Methods: We performed a retrospective, quasi-experimental study of adult patients with bacterial BSI between December 1, 2014 to February 28, 2015 (pre-intervention) and December 1, 2015 to February 29, 2016 (intervention). During the intervention, the AS team received a once-daily list of patients with new BSI from Microbiology Laboratory, reviewed available data in the chart at the time of positive blood culture, and made recommendations to the primary service if deemed appropriate. Before the intervention, the AS team was available for consultation upon request by the primary service. Baseline continuous variables were analyzed using student t-test or Wilcoxon sum rank test, while categorical variables were compared using a χ2 test. In-hospital survival was evaluated by the Kaplan-Meier method with log rank statistics.
Results: Of the 264 patients included in the study, 134 were in the pre-intervention group and 130 in the intervention group. The mean age was 60 years old, and 55% of patients were male. There were more patients with chronic kidney disease and on dialysis in the pre-intervention group. The most common organisms included Escherichia coli (26%) and Staphylococcus aureus (23%). Time to optimal therapy was shorter in the intervention group than the pre-intervention group (56 ± 50 hours versus 86 ± 95 hours, p =0.05). The percentage of de-escalation events were similar between both groups (81% versus 73%, p =0.24).
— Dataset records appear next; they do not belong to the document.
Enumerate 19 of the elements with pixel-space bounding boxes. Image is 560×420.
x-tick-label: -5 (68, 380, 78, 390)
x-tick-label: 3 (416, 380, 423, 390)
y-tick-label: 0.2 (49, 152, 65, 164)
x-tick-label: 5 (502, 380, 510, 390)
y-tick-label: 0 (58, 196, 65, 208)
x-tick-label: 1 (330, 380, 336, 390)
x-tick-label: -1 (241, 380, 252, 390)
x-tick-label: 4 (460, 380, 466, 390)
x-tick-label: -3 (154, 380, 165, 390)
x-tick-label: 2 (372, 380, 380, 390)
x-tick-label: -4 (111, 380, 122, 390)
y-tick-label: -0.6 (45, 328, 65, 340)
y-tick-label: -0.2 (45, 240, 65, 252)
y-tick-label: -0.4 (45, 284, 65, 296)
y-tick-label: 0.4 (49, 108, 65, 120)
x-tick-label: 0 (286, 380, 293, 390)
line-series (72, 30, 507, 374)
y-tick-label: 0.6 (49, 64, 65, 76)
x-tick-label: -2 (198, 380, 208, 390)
No differences in duration of intensive care unit or hospital stay from positive BSI, rate of Clostridium difficile infection, or in-hospital mortality were noted.
Conclusion: Daily review of positive BSI can be considered as an antimicrobial stewardship strategy to shorten time to optimal antimicrobial therapy. Real-time notifications for positive BSI or more frequent reviews of positive BSI may have an even larger impact on antimicrobial prescribing and patient outcomes.